In Spagna, l’incaricata a tradurre la serie della famiglia più famosa di Springfield è María José Aguirre de Cárcer. Molte delle battute sono rette dall’immagine, e “questo limita molto la resa della traduzione. Si può dire che, in alcuni casi, più che traduttori siamo degli adattatori, perché non potendo tradurre letteralmente una battuta, un gioco di parole o una frase fatta, dobbiamo basarci sulla gag originale per crearne una nuova”.

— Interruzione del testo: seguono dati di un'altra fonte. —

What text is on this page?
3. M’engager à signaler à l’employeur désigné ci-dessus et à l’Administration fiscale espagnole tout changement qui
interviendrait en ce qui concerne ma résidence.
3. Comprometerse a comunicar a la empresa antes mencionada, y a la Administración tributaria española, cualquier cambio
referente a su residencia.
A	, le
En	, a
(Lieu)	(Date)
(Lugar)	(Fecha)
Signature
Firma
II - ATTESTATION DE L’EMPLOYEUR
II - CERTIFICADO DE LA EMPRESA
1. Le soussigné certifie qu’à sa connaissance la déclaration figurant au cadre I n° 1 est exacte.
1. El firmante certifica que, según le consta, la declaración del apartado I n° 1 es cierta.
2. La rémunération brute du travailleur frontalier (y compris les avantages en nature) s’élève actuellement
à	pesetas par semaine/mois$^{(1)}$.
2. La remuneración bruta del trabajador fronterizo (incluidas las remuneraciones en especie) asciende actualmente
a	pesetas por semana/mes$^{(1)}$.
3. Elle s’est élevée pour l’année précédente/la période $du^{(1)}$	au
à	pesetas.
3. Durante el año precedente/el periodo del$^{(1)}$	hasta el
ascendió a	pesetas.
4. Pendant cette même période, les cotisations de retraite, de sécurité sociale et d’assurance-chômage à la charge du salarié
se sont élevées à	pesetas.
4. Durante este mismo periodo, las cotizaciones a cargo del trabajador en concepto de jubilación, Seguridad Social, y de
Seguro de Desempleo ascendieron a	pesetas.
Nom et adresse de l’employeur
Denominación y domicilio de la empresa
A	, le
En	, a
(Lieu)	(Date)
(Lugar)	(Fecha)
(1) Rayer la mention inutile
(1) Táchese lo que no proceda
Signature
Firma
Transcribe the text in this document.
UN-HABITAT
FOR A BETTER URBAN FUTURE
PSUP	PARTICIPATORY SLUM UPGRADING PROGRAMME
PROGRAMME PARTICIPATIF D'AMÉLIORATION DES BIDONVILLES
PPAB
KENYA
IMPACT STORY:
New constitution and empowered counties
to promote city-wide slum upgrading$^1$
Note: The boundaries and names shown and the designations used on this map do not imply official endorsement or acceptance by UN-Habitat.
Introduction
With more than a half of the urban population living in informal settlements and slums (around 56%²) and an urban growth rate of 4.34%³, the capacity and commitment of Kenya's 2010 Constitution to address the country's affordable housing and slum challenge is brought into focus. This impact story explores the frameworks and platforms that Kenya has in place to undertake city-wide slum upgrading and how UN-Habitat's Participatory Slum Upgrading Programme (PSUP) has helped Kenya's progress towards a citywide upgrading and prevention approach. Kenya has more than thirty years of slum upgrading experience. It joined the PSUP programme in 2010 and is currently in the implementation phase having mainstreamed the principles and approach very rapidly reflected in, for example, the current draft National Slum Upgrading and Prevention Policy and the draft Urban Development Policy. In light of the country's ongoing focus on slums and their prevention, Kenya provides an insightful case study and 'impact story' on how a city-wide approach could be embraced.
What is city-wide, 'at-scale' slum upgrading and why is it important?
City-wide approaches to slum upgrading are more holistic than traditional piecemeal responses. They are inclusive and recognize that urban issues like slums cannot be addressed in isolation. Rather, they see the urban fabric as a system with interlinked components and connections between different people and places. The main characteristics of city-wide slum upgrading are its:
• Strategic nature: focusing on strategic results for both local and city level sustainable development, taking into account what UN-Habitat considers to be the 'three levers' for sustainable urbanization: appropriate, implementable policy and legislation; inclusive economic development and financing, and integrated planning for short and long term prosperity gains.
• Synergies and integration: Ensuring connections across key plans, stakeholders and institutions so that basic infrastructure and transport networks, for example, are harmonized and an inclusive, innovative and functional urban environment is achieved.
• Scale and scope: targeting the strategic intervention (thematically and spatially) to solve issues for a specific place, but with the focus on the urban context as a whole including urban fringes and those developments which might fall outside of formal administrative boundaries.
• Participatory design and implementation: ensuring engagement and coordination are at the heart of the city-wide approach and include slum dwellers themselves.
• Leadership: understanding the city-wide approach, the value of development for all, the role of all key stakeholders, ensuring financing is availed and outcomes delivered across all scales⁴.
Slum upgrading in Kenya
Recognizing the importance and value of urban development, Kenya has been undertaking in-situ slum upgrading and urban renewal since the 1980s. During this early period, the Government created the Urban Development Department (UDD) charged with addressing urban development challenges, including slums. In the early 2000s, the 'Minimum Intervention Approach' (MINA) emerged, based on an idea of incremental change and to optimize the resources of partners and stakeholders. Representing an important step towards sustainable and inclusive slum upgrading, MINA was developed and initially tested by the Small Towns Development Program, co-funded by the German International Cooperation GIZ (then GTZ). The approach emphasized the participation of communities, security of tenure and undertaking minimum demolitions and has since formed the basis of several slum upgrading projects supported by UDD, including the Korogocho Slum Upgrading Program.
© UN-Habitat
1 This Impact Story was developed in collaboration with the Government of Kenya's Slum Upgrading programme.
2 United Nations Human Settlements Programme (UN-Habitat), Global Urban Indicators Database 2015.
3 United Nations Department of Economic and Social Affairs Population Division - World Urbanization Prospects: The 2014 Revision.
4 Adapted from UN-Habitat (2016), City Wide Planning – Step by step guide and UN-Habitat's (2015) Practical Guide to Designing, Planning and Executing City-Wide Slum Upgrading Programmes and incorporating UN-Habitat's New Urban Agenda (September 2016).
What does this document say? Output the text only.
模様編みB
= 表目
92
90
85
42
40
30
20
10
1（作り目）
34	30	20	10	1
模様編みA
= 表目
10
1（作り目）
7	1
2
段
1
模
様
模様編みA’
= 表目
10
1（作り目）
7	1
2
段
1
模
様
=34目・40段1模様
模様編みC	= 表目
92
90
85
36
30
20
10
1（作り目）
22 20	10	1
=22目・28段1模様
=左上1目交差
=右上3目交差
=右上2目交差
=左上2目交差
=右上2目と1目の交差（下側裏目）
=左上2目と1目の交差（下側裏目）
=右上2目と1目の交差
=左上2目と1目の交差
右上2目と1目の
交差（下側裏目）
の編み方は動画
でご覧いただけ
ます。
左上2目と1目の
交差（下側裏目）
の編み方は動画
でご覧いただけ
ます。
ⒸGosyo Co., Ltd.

Tuttavia, si cerca sempre di essere il più fedele possibile all’originale e, “allo stesso tempo, avvicinare i dialoghi allo spettatore spagnolo senza ricorrere a riferimenti unici della nostra cultura. Credo che lo spettatore debba avere la sensazione di star guardando una serie straniera. Per esempio, se viene citato il nome di un personaggio pubblico sconosciuto in Spagna, lo sostituisco con un altro, sempre americano, però conosciuto dal pubblico spagnolo.

Traduttori ‘amateur’
Qual è la sua opinione sulla proliferazione di sottotitoli elaborati da dilettanti appassionati di serie televisive online? Xosé Castro sottolinea la (ormai diffusa) bassa qualità di queste traduzioni, anche se “ci sono traduzioni abbastanza discrete”. Lo sorprende che ci sia della gente che dedica molto del proprio tempo personale, “senza rendersi conto che ci sono persone o aziende che guadagnano senza fare alcuno sforzo grazie al loro lavoro regalato”. “Ad ogni modo, come aveva previsto Nicholas Negroponte nel 1995, ‘la gente non vuole vedere meglio la televisione; vuole vedere televisione migliore’, e questo significa guardare quello che si vuole quando si vuole. I produttori, i distributori e gli emittenti stano impiegando molto tempo ad adattarsi a questo cambiamento, in cammino già da un po’ di tempo”, conclude.